| Startup offers me a 3 month contract to develop an iOS app, promise of future employment at market rate (and further equity then) First technical hire in a 3 person founding team. Seed funding only. The offer me a paltry salary way below market rate, I counter offer with an offer above market rate for yearly employment (but below for an actual contract to build an app if I was charging hourly). They call me and try to explain what the finances of a startup are like, etc, ask me to name my minimum, I refuse and tell them the ball is on their court. Few hours later I get a new offer that is 275% of the original. Going from original 4k/month 1099 towards 11k/month W2. 1% equity on both offers. Note: there were 3 different offers that balance equity and pay (1k salary difference per 0.5% in the last offer). Equity vests fully at the end of the 3 month contract, they claim it's not common stock. Company believes in valuation of 30 to 150 million (I am unsure). A founder knows me from a previous company and also knew my salary. What should I make of such a huge change? Is it just terrible negotiation on their part? What is the takeaway from this as a first impression? While the new offer is something that can be considered, it has brought up a lot of questions. The initial offer was so ridiculously low that it shocked me. The market is Seattle btw. |
> Going from original 4k/month 1099 towards 11k/month W2. 1% equity on both offers.

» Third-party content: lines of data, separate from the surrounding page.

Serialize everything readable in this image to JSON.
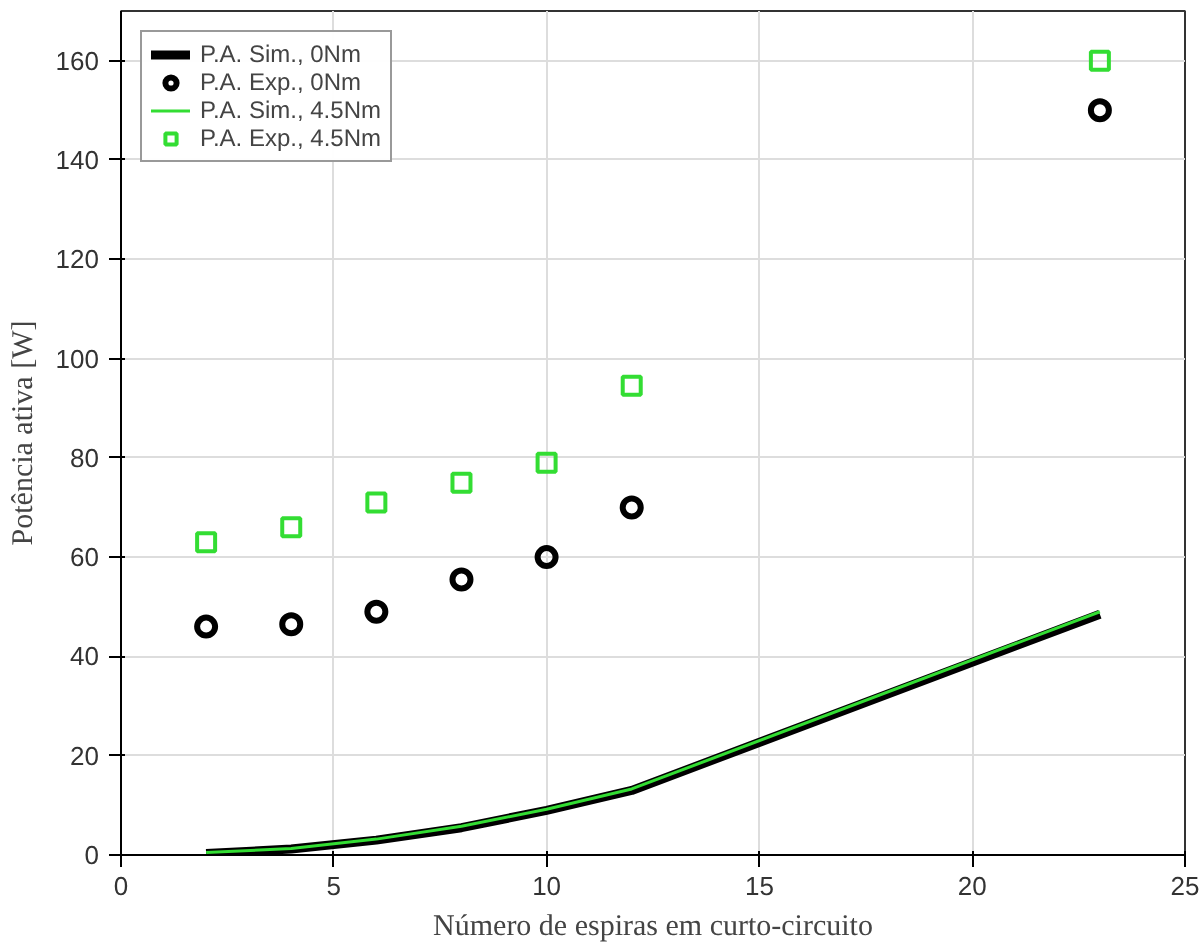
{
  "chart_data": {
    "type": "line",
    "xlabel": "Número de espiras em curto-circuito",
    "ylabel": "Potência ativa [W]",
    "x": [
      2,
      4,
      6,
      8,
      10,
      12,
      23
    ],
    "xlim": [
      0,
      25
    ],
    "xticks": [
      0,
      5,
      10,
      15,
      20,
      25
    ],
    "ylim": [
      0,
      170
    ],
    "yticks": [
      0,
      20,
      40,
      60,
      80,
      100,
      120,
      140,
      160
    ],
    "grid": true,
    "legend": "top left",
    "series": [
      {
        "name": "P.A. Sim., 0Nm",
        "color": "#000000",
        "marker": "none",
        "values": [
          0.3,
          1.2,
          3,
          5.5,
          9,
          13,
          48.5
        ]
      },
      {
        "name": "P.A. Exp., 0Nm",
        "type": "scatter",
        "color": "#000000",
        "marker": "circle",
        "values": [
          46,
          46.5,
          49,
          55.5,
          60,
          70,
          150
        ]
      },
      {
        "name": "P.A. Sim., 4.5Nm",
        "color": "#33dd33",
        "marker": "none",
        "values": [
          0.5,
          1.3,
          3.2,
          5.8,
          9.2,
          13.3,
          49
        ]
      },
      {
        "name": "P.A. Exp., 4.5Nm",
        "type": "scatter",
        "color": "#33dd33",
        "marker": "square",
        "values": [
          63,
          66,
          71,
          75,
          79,
          94.5,
          160
        ]
      }
    ]
  }
}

> Equity vests fully at the end of the 3 month contract, they claim it's not common stock. Company believes in valuation of 30 to 150 million (I am unsure).
1. Adding your $11,000/month salary on to exiting burn, how much runway will the seed funding last assuming no additional funding? Your salary means nothing if the company is at risk of not being able to make payroll in 3 months. If you think that startups don't take on financial obligations they're not sure they'll be able to meet in order to get something they need now, think again. It happens all the time.
2. A company with seed funding talking about a valuation of $30 to $150 million is insane. You would be wise to ask what the company's last 409A valuation was. That's the only valuation that really matters to you at this point.
3. I would be wary of a company offering 1% equity vesting fully in 3 months, especially to a contractor or employee earning market rate. It's not typical and will be looked at very unfavorably by prospective investors.
4. It would be highly unusual for a company to offer you anything other than standard options. Not only would an outright grant of stock likely create tax implications for you, such a grant would likely be seen by investors as hair on the deal in future financings.
A lot of what you've stated is atypical and you should ask for an offer in writing so that you can confirm the terms and review them with trusted counsel.